Há a fuga. Mas não é mais possível a redenção.
-
[THX1138, George Lucas, 1971]
Art is not a mirror, but a hammer. It is a weapon in our hands to see and say what is good and right and beautiful.
John Grierson
À distância de um século das visões progressistas, já elidimos o bem e o verdadeiro. Já só resta o belo. Já só resta. E quando acontece é um milagre. O milagre. E é bom e é verdadeiro. Moral da história, sobra-nos o quotidiano. Uma moral do dia-a-dia. Não será pouco.
[Drifters, John Grierson, 1929]
Tributar um post a um homem, que se não conhece, é um pedaço menina, ainda que este blog manifeste uma virilidade melancólica. Em todo o caso remeto-o, o post, para Nova Iorque.
Seis católicos, austríacos, falam para a câmara como se se dirigissem a Deus. Ou falam com Deus divididos pela câmara. Um a um, os crentes percorrem o caminho até ao altar - o lugar de Deus ou da câmara? - e rezam. De fora da igreja apenas breves takes da vida exterior de cada um deles.
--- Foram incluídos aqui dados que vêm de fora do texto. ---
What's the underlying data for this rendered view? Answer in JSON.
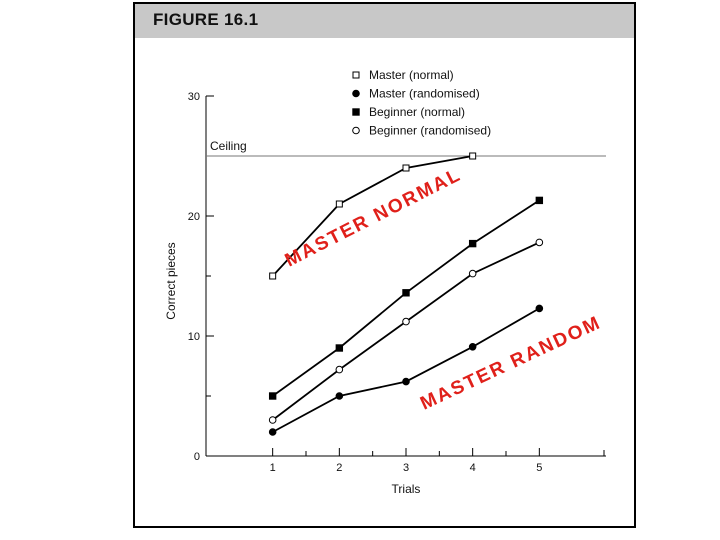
{
  "figure": {
    "title": "FIGURE 16.1"
  },
  "chart_data": {
    "type": "line",
    "xlabel": "Trials",
    "ylabel": "Correct pieces",
    "x": [
      1,
      2,
      3,
      4,
      5
    ],
    "xlim": [
      0,
      6
    ],
    "ylim": [
      0,
      30
    ],
    "x_ticks": [
      1,
      2,
      3,
      4,
      5
    ],
    "y_ticks": [
      0,
      10,
      20,
      30
    ],
    "grid": false,
    "legend_position": "top",
    "ceiling": {
      "label": "Ceiling",
      "value": 25
    },
    "series": [
      {
        "name": "Master (normal)",
        "marker": "open-square",
        "values": [
          15,
          21,
          24,
          25,
          null
        ]
      },
      {
        "name": "Master (randomised)",
        "marker": "filled-circle",
        "values": [
          2,
          5,
          6.2,
          9.1,
          12.3
        ]
      },
      {
        "name": "Beginner (normal)",
        "marker": "filled-square",
        "values": [
          5,
          9,
          13.6,
          17.7,
          21.3
        ]
      },
      {
        "name": "Beginner (randomised)",
        "marker": "open-circle",
        "values": [
          3,
          7.2,
          11.2,
          15.2,
          17.8
        ]
      }
    ],
    "annotations": [
      {
        "text": "MASTER NORMAL",
        "color": "#e0201a"
      },
      {
        "text": "MASTER RANDOM",
        "color": "#e0201a"
      }
    ]
  }
}
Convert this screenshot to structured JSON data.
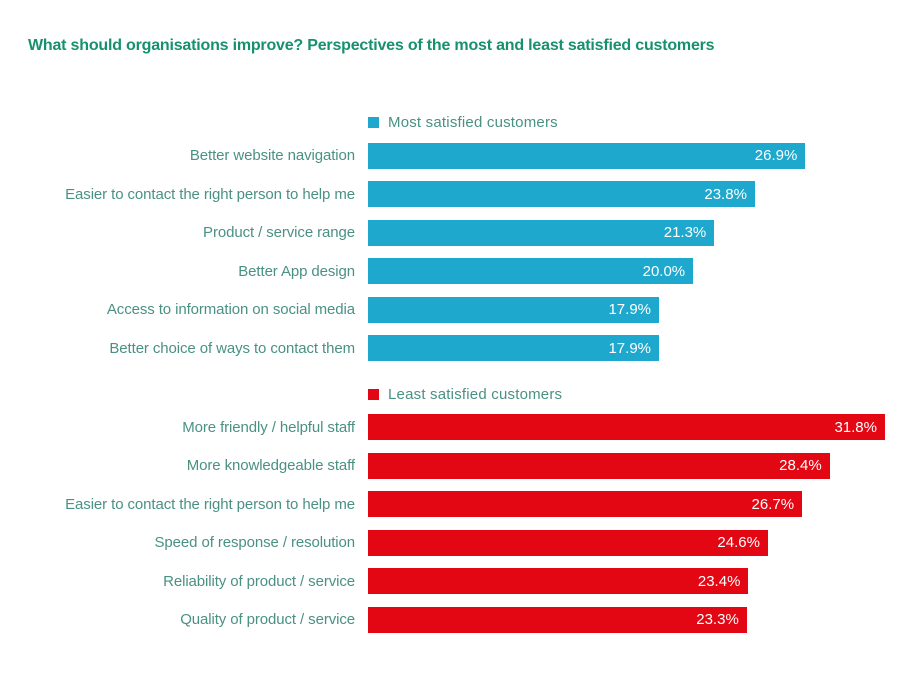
{
  "page": {
    "background": "#ffffff"
  },
  "title": "What should organisations improve? Perspectives of the most and least satisfied customers",
  "colors": {
    "title_text": "#17916d",
    "label_text": "#4a9184",
    "most_satisfied_bar": "#1ea8cd",
    "least_satisfied_bar": "#e30613",
    "value_text": "#ffffff"
  },
  "chart_data": {
    "type": "bar",
    "orientation": "horizontal",
    "value_suffix": "%",
    "scale_max": 31.8,
    "grid": false,
    "legend_position": "above-each-section",
    "sections": [
      {
        "legend": "Most satisfied customers",
        "color": "#1ea8cd",
        "categories": [
          "Better website navigation",
          "Easier to contact the right person to help me",
          "Product / service range",
          "Better App design",
          "Access to information on social media",
          "Better choice of ways to contact them"
        ],
        "values": [
          26.9,
          23.8,
          21.3,
          20.0,
          17.9,
          17.9
        ],
        "value_labels": [
          "26.9%",
          "23.8%",
          "21.3%",
          "20.0%",
          "17.9%",
          "17.9%"
        ]
      },
      {
        "legend": "Least satisfied customers",
        "color": "#e30613",
        "categories": [
          "More friendly / helpful staff",
          "More knowledgeable staff",
          "Easier to contact the right person to help me",
          "Speed of response / resolution",
          "Reliability of product / service",
          "Quality of product / service"
        ],
        "values": [
          31.8,
          28.4,
          26.7,
          24.6,
          23.4,
          23.3
        ],
        "value_labels": [
          "31.8%",
          "28.4%",
          "26.7%",
          "24.6%",
          "23.4%",
          "23.3%"
        ]
      }
    ]
  }
}
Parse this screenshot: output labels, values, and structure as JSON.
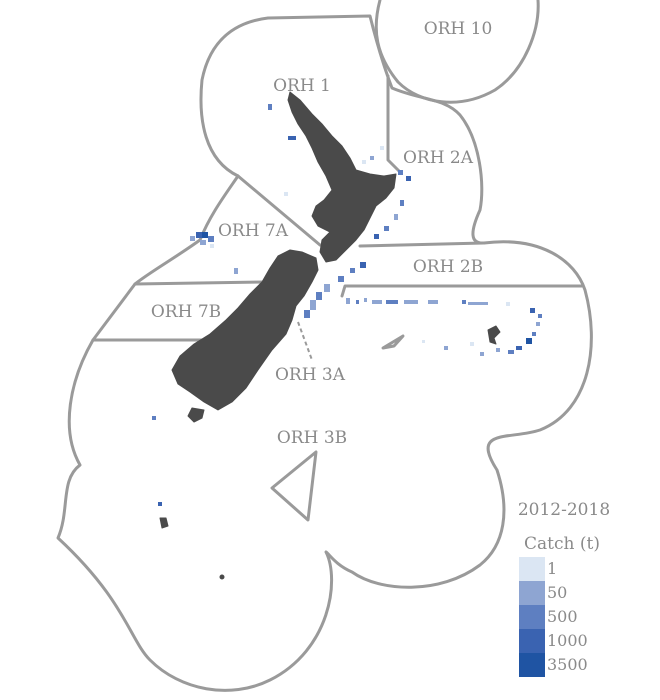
{
  "map": {
    "areas": [
      {
        "name": "ORH 10"
      },
      {
        "name": "ORH 1"
      },
      {
        "name": "ORH 2A"
      },
      {
        "name": "ORH 7A"
      },
      {
        "name": "ORH 2B"
      },
      {
        "name": "ORH 7B"
      },
      {
        "name": "ORH 3A"
      },
      {
        "name": "ORH 3B"
      }
    ]
  },
  "legend": {
    "period": "2012-2018",
    "title": "Catch (t)",
    "items": [
      {
        "label": "1",
        "color": "#dbe6f3"
      },
      {
        "label": "50",
        "color": "#8ea5d2"
      },
      {
        "label": "500",
        "color": "#5e7fc1"
      },
      {
        "label": "1000",
        "color": "#3a63b1"
      },
      {
        "label": "3500",
        "color": "#1f54a3"
      }
    ]
  },
  "colors": {
    "boundary": "#9a9a9a",
    "land": "#4a4a4a",
    "label": "#8a8a8a"
  }
}
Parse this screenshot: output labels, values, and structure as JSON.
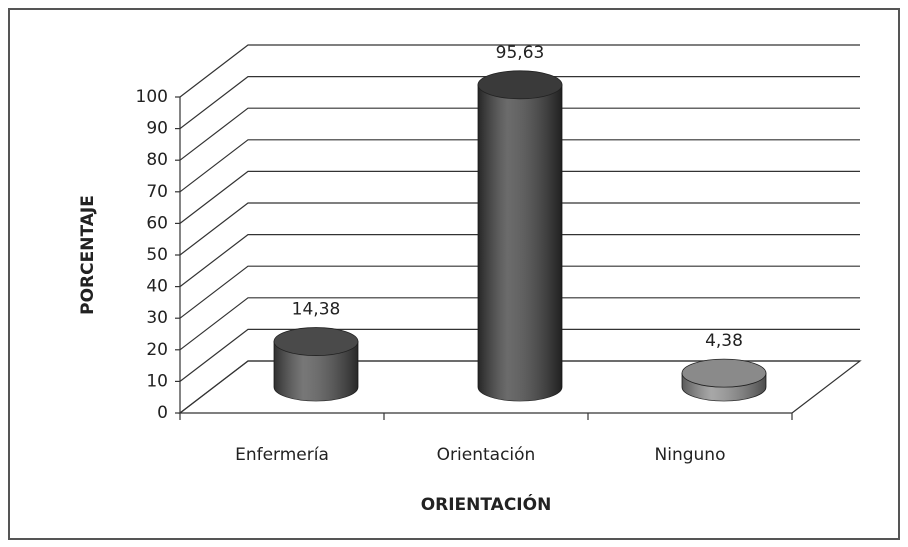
{
  "chart_data": {
    "type": "bar3d",
    "categories": [
      "Enfermería",
      "Orientación",
      "Ninguno"
    ],
    "values": [
      14.38,
      95.63,
      4.38
    ],
    "value_labels": [
      "14,38",
      "95,63",
      "4,38"
    ],
    "colors": [
      "#4a4a4a",
      "#3a3a3a",
      "#8a8a8a"
    ],
    "y_label": "PORCENTAJE",
    "x_label": "ORIENTACIÓN",
    "ylim": [
      0,
      100
    ],
    "yticks": [
      0,
      10,
      20,
      30,
      40,
      50,
      60,
      70,
      80,
      90,
      100
    ],
    "grid": true
  }
}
Dentro da igreja, Jesus é o confessor, o amante, o psicólogo. Que não se vê. A câmara minimalista é omnipresente e revela a angústia emocional das seis vidas. Não sem algum incómodo para o espectador, que permanece na dúvida: “Ninguém sabe das minhas angústias como Tu”, diz a mulher de meia idade em confidência assombrada pela presença da câmara. Nas igrejas vazias, mais vazias que nunca, resta o indivíduo, sozinho, no desespero da busca de uma maior realização nas suas próprias experiências humanas. Imperceptivelmente, no espaço vasto e vazio frente ao altar, cada um dos seis é quase como uma peça no décor que é a igreja. Através de uma visível correspondência entre o modo como cada um se dirige a Jesus – à câmara? - e a qualidade espacial de cada uma das igrejas.
No fim volta-se ao início e permanece a dúvida, debaixo da severidade da câmara e da densidade íntima e confessional do que se ouve e se vê, se tudo não passou de um entretenimento cínico do realizador, na ambiguidade entre a câmara e Deus e o que se diz pelo meio.